Vivía en Córdoba, allá
por el siglo XV, un noble caballero, muy considerado por sus brillantes
hazañas de guerra y por su noble porte, a quien el amor había unido en
matrimonio con una dama de su alcurnia. Vivían con relativa opulencia en un
pequeño palacete, servidos por criados y doncellas, y en aparente felicidad.
Pasaron los años sin que
ningún acontecimiento notable viniese a perturbar la paz de aquella casa,
hasta que un día un caballero desconocido, que se había prendado de la belleza
de la dama, tuvo la osadía de declararle su amor.
La infiel esposa se
fingió en un principio muy recatada, por miedo a que trascendiera su aventura
pero, poco a poco, cade vez más enamorada de su amante, se dejó vencer por la
pasión y se entregó a su amor, llegando incluso a darle entrada en su propia
casa.
En el mayor secreto y con
toda la discreción posible, trans-currieron aquellas relaciones algún tiempo,
hasta que un día ocurrió lo que no podía por menos de suceder, aunque los
amantes no lo hubieran previsto. Estaban los dos, en ausencia del esposo,
dentro del palacete, cuando de improviso se presentó el marido y les sorprendió
en flagrante adulterio. Grande fue el asombro y el terror de los enamorados cuando
el noble caballero se presentó ante ellos, y mucho mayor fue el perplejo dolor
de éste al ver deshonrado su hogar y su nombre por aquel intruso, a cuyo amor
correspondía su propia mujer, sin que él hubiera sido capaz de sospecharlo.
Ciego de ira y de dolor,
desenvainó su espada y de un certero golpe atravesó el pecho del infame que,
mortalmente herido, se desplomó en el suelo. Acto seguido, y sin que su mujer
tuviera tiempo para huir, hundió la espada ensangrentada en el cuerpo de la
infiel, que, exhalando un grito de agonía, cayó muerta sobre el cuerpo de su
amante.
No consideró el caballero
que con aquellas dos muertes quedaba ya salvado su honor, sino que cada vez
más encolerizado y dolorido, al comprender que aquellas paredes de su casa
habían visto y callado su propio deshonor, decidió hacer desaparecer todo
cuanto se había encerrado en ellas. Corrió, en primer término, en busca de los
criados y las doncellas, y uno a uno les fue dando muerte. Las carreras y los
gritos llenaron durante algunos momentos los hasta entonces silenciosos
ámbitos del palacete.

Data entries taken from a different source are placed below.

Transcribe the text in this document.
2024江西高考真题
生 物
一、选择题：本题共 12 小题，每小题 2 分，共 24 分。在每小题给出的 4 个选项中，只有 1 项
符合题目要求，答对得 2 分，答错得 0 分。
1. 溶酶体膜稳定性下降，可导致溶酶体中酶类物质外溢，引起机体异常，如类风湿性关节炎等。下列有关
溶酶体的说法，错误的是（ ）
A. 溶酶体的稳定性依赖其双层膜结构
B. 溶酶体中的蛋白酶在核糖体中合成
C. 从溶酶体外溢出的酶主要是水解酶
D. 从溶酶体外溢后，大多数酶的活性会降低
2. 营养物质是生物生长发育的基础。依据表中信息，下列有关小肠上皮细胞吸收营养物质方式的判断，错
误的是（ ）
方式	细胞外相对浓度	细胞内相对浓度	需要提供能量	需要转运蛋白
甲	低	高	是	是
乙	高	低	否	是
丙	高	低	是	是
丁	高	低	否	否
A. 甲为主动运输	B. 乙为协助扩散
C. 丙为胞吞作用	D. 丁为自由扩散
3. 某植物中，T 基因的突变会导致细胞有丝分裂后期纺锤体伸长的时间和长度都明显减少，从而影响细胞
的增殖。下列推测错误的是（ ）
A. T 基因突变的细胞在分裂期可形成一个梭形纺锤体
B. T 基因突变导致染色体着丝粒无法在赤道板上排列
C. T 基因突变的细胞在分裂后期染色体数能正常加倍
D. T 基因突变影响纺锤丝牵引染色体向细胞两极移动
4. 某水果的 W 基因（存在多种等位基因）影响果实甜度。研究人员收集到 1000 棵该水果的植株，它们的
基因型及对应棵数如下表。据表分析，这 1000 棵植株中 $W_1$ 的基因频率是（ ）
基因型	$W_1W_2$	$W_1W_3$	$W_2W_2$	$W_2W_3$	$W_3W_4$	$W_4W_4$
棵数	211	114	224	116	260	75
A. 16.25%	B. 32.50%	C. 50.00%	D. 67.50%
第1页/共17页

Unos instantes después, la casa quedaba de nuevo sumida
en sepulcral silencio.
El caballero se sentó
jadeante en una silla y dejó caer sin fuerzas su espada. A su alrededor, un
montón de ensangrentados cadáveres de doncellas y criados yacían con las
miradas desorbitadas, contemplando con gesto de horror un punto fijo de la
habitación.
Inútil fue que el
caballero, ya vuelto en sí, huyera de allí. Al otro día, toda la ciudad de
Córdoba conocía la horrible noticia y hasta el mismo rey se vio obligado a
intervenir en el trágico suceso. Llamó a su presencia al caballero y supo por
él la mala acción de su mujer. Aprobó el justo castigo que había impuesto a los
dos amantes; pero no pudo justificar el asesinato de toda la inocente
servidumbre, víctima también de su furor, y se vio obligado a hacer caer sobre
él un duro castigo que sirviera de escarmiento. Rápidamente ordenó construir
en la propia muralla de la ciudad una lóbrega torre, en la que mandó encerrar
al caballero para el resto de sus días.
La edificación fue
conocida desde entonces por el pueblo con el nombre de torre de la Malmuerta , en recuerdo
a la violenta forma con que arrebató la vida a su mujer.
Todavía hoy se conserva
el histórico torreón y los vecinos de Córdoba recuerdan aún el trágico suceso a
su paso por esta parte de la muralla.